2

105 30 23
                                    

ya, begitulah.

"Hai Sunhee!"

"Sunhee, drop skincare-mu, dong!"

"Sunhee hari ini pulang bareng aku ya!"

"Sunhee, jadilah pacarku, ya?"

Sunhee, Sunhee, Sunhee. Mila sudah terbiasa menjadi nyamuk saat sedang berjalan berdua dengan sahabatnya itu.

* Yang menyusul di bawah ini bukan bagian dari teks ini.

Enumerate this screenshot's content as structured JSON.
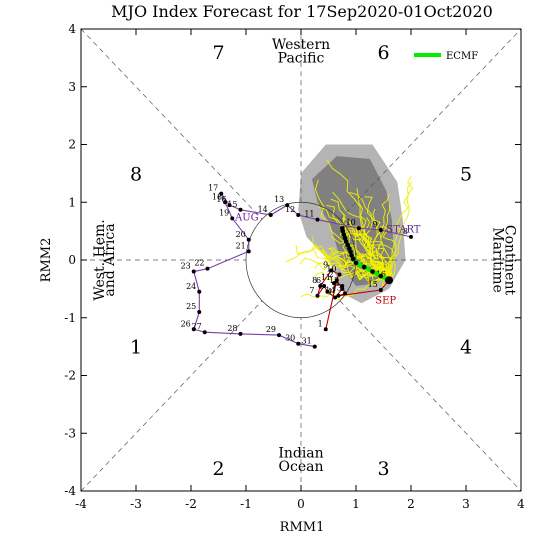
{
  "chart_data": {
    "type": "line",
    "title": "MJO Index Forecast for 17Sep2020-01Oct2020",
    "xlabel": "RMM1",
    "ylabel": "RMM2",
    "xlim": [
      -4,
      4
    ],
    "ylim": [
      -4,
      4
    ],
    "x_ticks": [
      "-4",
      "-3",
      "-2",
      "-1",
      "0",
      "1",
      "2",
      "3",
      "4"
    ],
    "y_ticks": [
      "-4",
      "-3",
      "-2",
      "-1",
      "0",
      "1",
      "2",
      "3",
      "4"
    ],
    "phases": [
      {
        "label": "1",
        "x": -3.0,
        "y": -1.5
      },
      {
        "label": "2",
        "x": -1.5,
        "y": -3.6
      },
      {
        "label": "3",
        "x": 1.5,
        "y": -3.6
      },
      {
        "label": "4",
        "x": 3.0,
        "y": -1.5
      },
      {
        "label": "5",
        "x": 3.0,
        "y": 1.5
      },
      {
        "label": "6",
        "x": 1.5,
        "y": 3.6
      },
      {
        "label": "7",
        "x": -1.5,
        "y": 3.6
      },
      {
        "label": "8",
        "x": -3.0,
        "y": 1.5
      }
    ],
    "regions": {
      "top": [
        "Western",
        "Pacific"
      ],
      "bottom": [
        "Indian",
        "Ocean"
      ],
      "left": [
        "West. Hem.",
        "and Africa"
      ],
      "right": [
        "Maritime",
        "Continent"
      ]
    },
    "legend": {
      "entries": [
        "ECMF"
      ],
      "position": "top-right",
      "color": "#00ee00"
    },
    "month_labels": [
      {
        "text": "AUG",
        "x": -1.2,
        "y": 0.68,
        "color": "#6a1fa0"
      },
      {
        "text": "SEP",
        "x": 1.35,
        "y": -0.75,
        "color": "#c00000"
      },
      {
        "text": "START",
        "x": 1.55,
        "y": 0.48,
        "color": "#5a2b8f"
      }
    ],
    "series": [
      {
        "name": "AUG",
        "color": "#7a3fa8",
        "points": [
          {
            "d": "8",
            "x": 2.0,
            "y": 0.4
          },
          {
            "d": "9",
            "x": 1.45,
            "y": 0.52
          },
          {
            "d": "10",
            "x": 1.05,
            "y": 0.55
          },
          {
            "d": "11",
            "x": 0.3,
            "y": 0.7
          },
          {
            "d": "12",
            "x": -0.05,
            "y": 0.78
          },
          {
            "d": "13",
            "x": -0.25,
            "y": 0.95
          },
          {
            "d": "14",
            "x": -0.55,
            "y": 0.78
          },
          {
            "d": "15",
            "x": -1.1,
            "y": 0.87
          },
          {
            "d": "16",
            "x": -1.3,
            "y": 0.95
          },
          {
            "d": "17",
            "x": -1.45,
            "y": 1.15
          },
          {
            "d": "18",
            "x": -1.38,
            "y": 1.0
          },
          {
            "d": "19",
            "x": -1.25,
            "y": 0.72
          },
          {
            "d": "20",
            "x": -0.95,
            "y": 0.35
          },
          {
            "d": "21",
            "x": -0.95,
            "y": 0.15
          },
          {
            "d": "22",
            "x": -1.7,
            "y": -0.15
          },
          {
            "d": "23",
            "x": -1.95,
            "y": -0.2
          },
          {
            "d": "24",
            "x": -1.85,
            "y": -0.55
          },
          {
            "d": "25",
            "x": -1.85,
            "y": -0.9
          },
          {
            "d": "26",
            "x": -1.95,
            "y": -1.2
          },
          {
            "d": "27",
            "x": -1.75,
            "y": -1.25
          },
          {
            "d": "28",
            "x": -1.1,
            "y": -1.28
          },
          {
            "d": "29",
            "x": -0.4,
            "y": -1.3
          },
          {
            "d": "30",
            "x": -0.05,
            "y": -1.45
          },
          {
            "d": "31",
            "x": 0.25,
            "y": -1.5
          }
        ]
      },
      {
        "name": "SEP",
        "color": "#c00000",
        "points": [
          {
            "d": "1",
            "x": 0.45,
            "y": -1.2
          },
          {
            "d": "2",
            "x": 0.65,
            "y": -0.35
          },
          {
            "d": "3",
            "x": 0.75,
            "y": -0.5
          },
          {
            "d": "4",
            "x": 0.62,
            "y": -0.65
          },
          {
            "d": "5",
            "x": 0.48,
            "y": -0.55
          },
          {
            "d": "6",
            "x": 0.42,
            "y": -0.45
          },
          {
            "d": "7",
            "x": 0.3,
            "y": -0.62
          },
          {
            "d": "8",
            "x": 0.35,
            "y": -0.45
          },
          {
            "d": "9",
            "x": 0.55,
            "y": -0.18
          },
          {
            "d": "10",
            "x": 0.7,
            "y": -0.25
          },
          {
            "d": "11",
            "x": 0.6,
            "y": -0.4
          },
          {
            "d": "12",
            "x": 0.75,
            "y": -0.45
          },
          {
            "d": "13",
            "x": 0.8,
            "y": -0.58
          },
          {
            "d": "14",
            "x": 0.68,
            "y": -0.62
          },
          {
            "d": "15",
            "x": 1.45,
            "y": -0.52
          },
          {
            "d": "16",
            "x": 1.6,
            "y": -0.35
          }
        ]
      }
    ],
    "forecast_mean": {
      "name": "ECMF",
      "color": "#00ee00",
      "x": [
        1.6,
        1.45,
        1.3,
        1.15,
        1.0,
        0.95,
        0.92,
        0.9,
        0.88,
        0.85,
        0.82,
        0.8,
        0.78,
        0.76,
        0.75
      ],
      "y": [
        -0.35,
        -0.28,
        -0.2,
        -0.12,
        -0.05,
        0.02,
        0.08,
        0.14,
        0.2,
        0.26,
        0.32,
        0.38,
        0.44,
        0.5,
        0.55
      ]
    },
    "spread": {
      "outer_color": "#b4b4b4",
      "inner_color": "#808080",
      "member_color": "#f0f000"
    }
  }
}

Kim Sunhee. Sahabat baik Mila yang merupakan keturunan asli Korea Selatan. Ia berparas sangat cantik dengan wajah kecil dan tubuh semampai. Jangan lupakan rambut hitamnya yang tebal dan terurai hingga pinggangnya.

Gadis itu layaknya seorang putri sekolah. Kalau Mila terlahir sebagai lelaki, pasti ia akan mengencani Sunhee. Siapa juga yang akan menolak? Perempuan cantik dan pintar. Yang menolak Sunhee pasti buta atau gila.

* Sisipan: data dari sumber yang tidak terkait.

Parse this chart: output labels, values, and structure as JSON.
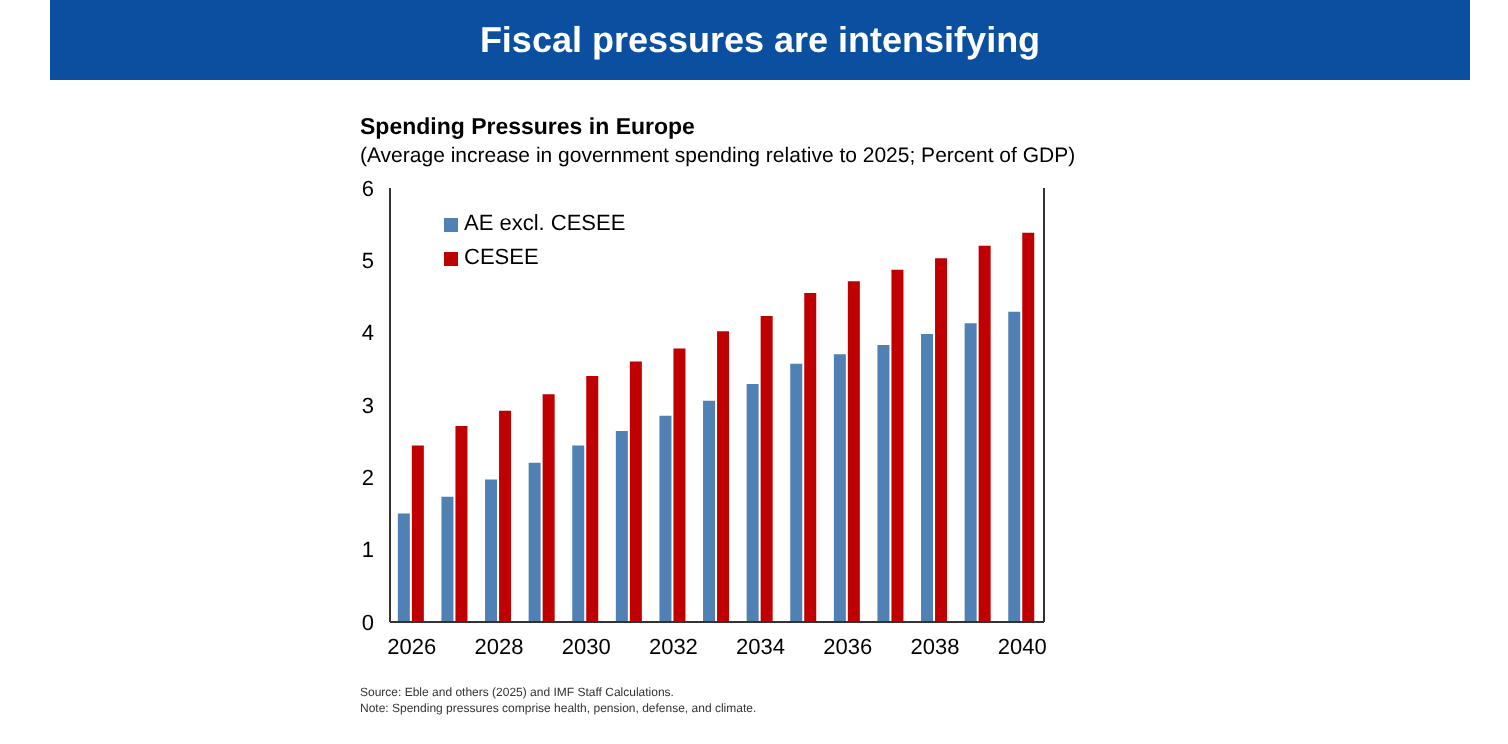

Mila dan Sunhee bersahabat sejak sekolah menengah pertama. Sunhee sangat bergantung pada Minso. Kemana-mana minta diantar, apa-apa minta pendapat Mila, dan Mila senang karena dirinya merasa dibutuhkan oleh orang lain. Mila dan Sunhee, seperti simbiosis mutualisme.

Tentu saja Mila tidak menumpang tenar karena mempunyai sahabat seperti Sunhee yang dikenal semua orang. Tenang, Mila tidak haus akan pengakuan dan ketenaran.

Namun, meski mereka sedekat nadi, Mila memiliki rahasia yang tidak Sunhee ketahui.

Setengah jalan lagi untuk menuju kantin. Jam istirahat kelas 12C diundur karena dipakai pelajaran bahasa Inggris, sehingga kini lorong sekolah sepi karena kelas lain sudah memulai pelajaran selanjutnya.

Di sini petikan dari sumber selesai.